Tomb Raider 2 não tem tutorial. Os controles e uma introdução sobre o enredo estão disponíveis em um manual, que vem disponível em PDF junto com a versão digital. Parece uma coisa um tanto antiquada precisar ler um documento antes de jogar qualquer jogo, mas era assim que a coisa funcionava com muitos dos jogos que eram lançados 2 décadas atrás.

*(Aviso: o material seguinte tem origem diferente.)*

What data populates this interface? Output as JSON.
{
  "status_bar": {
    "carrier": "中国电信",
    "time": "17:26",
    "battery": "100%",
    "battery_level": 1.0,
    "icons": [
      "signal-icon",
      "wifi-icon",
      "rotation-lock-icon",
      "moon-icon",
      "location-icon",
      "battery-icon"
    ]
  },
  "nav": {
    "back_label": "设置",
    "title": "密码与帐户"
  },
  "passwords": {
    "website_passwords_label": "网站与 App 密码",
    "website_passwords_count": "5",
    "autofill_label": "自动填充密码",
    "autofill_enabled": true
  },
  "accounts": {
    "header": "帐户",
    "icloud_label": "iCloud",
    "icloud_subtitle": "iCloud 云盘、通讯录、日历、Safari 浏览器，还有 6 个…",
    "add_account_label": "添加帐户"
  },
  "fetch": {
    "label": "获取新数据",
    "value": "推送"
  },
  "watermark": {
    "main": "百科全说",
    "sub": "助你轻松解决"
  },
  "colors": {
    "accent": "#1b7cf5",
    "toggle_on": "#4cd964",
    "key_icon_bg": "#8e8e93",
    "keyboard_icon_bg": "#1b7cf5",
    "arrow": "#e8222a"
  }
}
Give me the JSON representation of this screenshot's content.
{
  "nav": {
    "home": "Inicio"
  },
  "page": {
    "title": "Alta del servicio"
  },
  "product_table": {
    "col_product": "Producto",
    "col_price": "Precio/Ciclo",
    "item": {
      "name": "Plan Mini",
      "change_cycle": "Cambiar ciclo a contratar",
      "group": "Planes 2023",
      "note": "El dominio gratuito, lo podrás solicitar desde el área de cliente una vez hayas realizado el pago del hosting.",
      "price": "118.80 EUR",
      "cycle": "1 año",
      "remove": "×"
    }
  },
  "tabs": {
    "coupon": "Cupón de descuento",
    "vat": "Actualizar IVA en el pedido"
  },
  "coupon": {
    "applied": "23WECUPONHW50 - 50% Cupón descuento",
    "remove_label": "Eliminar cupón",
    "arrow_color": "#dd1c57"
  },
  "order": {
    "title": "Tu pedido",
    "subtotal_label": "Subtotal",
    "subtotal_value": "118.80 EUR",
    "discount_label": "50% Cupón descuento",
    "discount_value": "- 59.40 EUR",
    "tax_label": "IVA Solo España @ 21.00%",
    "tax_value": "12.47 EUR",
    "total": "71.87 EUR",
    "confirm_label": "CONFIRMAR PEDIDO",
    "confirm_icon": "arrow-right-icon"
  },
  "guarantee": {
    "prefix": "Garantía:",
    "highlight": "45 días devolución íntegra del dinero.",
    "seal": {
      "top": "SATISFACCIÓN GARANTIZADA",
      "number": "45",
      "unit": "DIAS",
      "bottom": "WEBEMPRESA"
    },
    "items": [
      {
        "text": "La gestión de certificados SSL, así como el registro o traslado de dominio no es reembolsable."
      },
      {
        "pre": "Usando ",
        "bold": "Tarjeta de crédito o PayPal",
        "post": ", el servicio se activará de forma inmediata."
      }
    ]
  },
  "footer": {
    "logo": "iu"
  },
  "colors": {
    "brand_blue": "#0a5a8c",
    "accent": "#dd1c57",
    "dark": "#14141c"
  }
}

Cometi o erro de não ler todo o manual com atenção e fiquei trancado em uma fase por não saber qual botão era utilizado para acelerar um veículo (lancha). Se por um lado isso pode parece chato, obrigar o jogador a ler algo torna o jogo uma experiência mais lenta, onde tudo é apreciado e aprendido em seu devido tempo. A maioria dos jogos atualmente se apressam em colocar o jogador no meio da ação e aventura logo de início, e é legal ver uma abordagem diferente.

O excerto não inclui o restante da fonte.